La spedizione di Pytheas di Massalia verso il Mar del Nord
Pytheas di Massalia, un esploratore e geografo greco, intraprese un viaggio straordinario intorno al 325 a.C. partendo dalla colonia greca di Massalia, oggi Marsiglia, fino alle coste dell'attuale Gran Bretagna e oltre. Questa spedizione, avvenuta in un'epoca in cui il mondo conosciuto era sostanzialmente limitato alle aree del Mediterraneo, rappresentò una delle prime documentazioni scritte delle regioni settentrionali dell'Europa. Pytheas navigò lungo la costa atlantica della Gallia, descrivendo con precisione i fenomeni naturali come le maree oceaniche, allora poco comprese dai suoi contemporanei.
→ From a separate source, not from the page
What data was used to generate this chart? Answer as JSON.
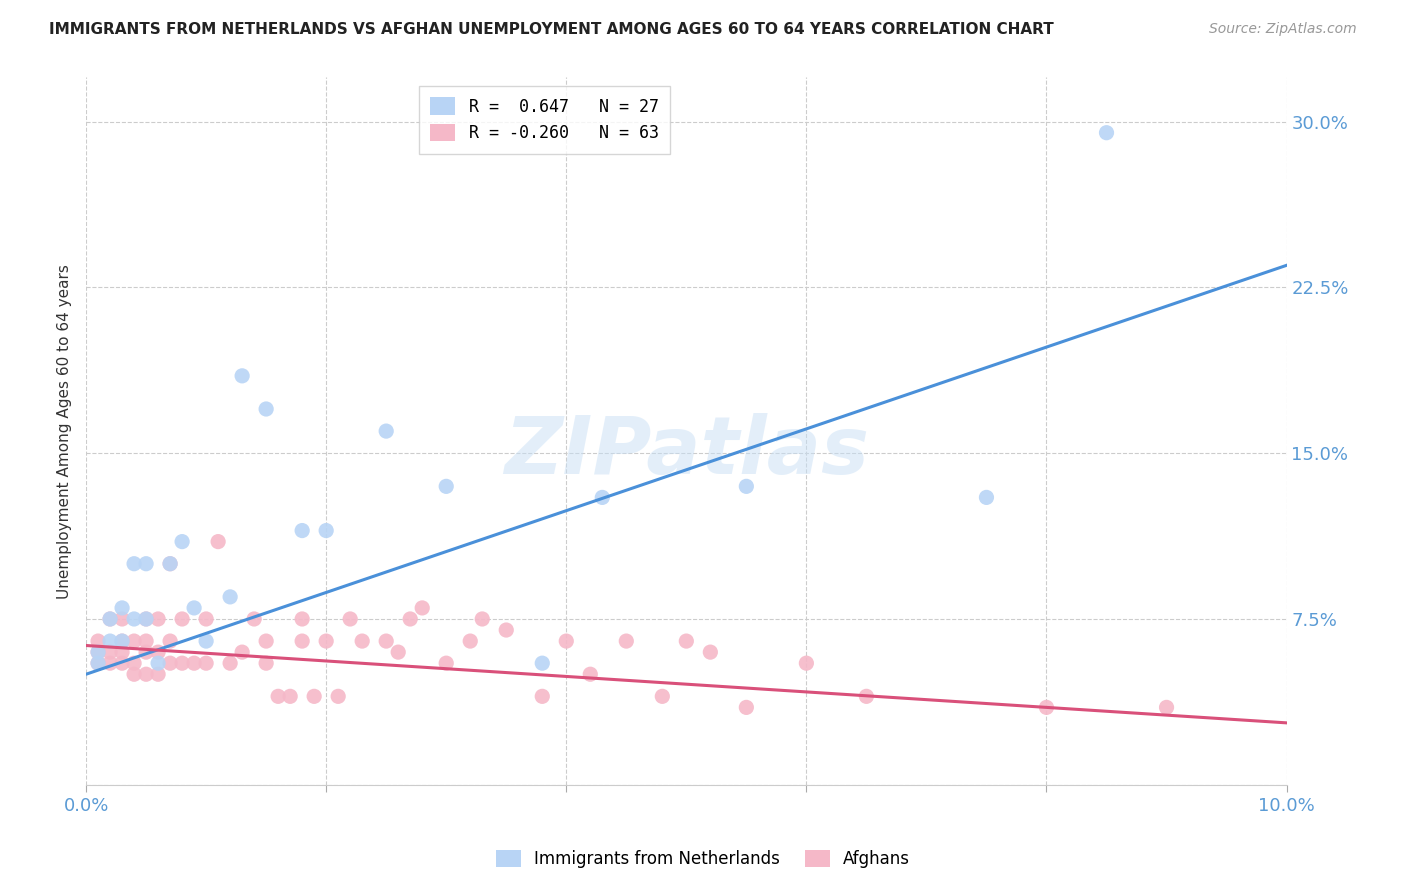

Attraversando il Canale della Manica, Pytheas giunse in Britannia, che descrisse come una ricca terra di metalli, soprattutto stagno e piombo, evidenziando l'importanza di queste risorse per il commercio antico. Inoltre, Pytheas fu probabilmente il primo esploratore a riferire dell'esistenza della misteriosa Thule, che situava a sei giorni di navigazione dalla Britannia, una terra avvolta da nebbie e ghiacci, probabilmente identificabile con le isole Shetland, le Fær Øer o addirittura l'Islanda. L'importanza della spedizione di Pytheas risiede nel suo contributo all'ampliamento della conoscenza geografica dell'epoca. Il suo resoconto, sebbene perduto, sopravvive attraverso le citazioni di autori successivi come Strabone e Plinio il Vecchio, fornendo una delle prime descrizioni del nord Europa e della sua geografia. La sua esplorazione ha inoltre gettato le basi per successive spedizioni e commerci tra il Mediterraneo e le regioni del nord Europa.
💡 Lo sapevi?
Pytheas fu il primo a documentare il fenomeno del 'sole di mezzanotte', che osservò nelle regioni settentrionali durante l'estate, un evento che stupì i suoi contemporanei greci. Questo fenomeno, in cui il sole non tramonta mai completamente, era sconosciuto nelle latitudini più meridionali del Mediterraneo, e il suo resoconto contribuì a sfidare e ampliare la comprensione greca del mondo naturale.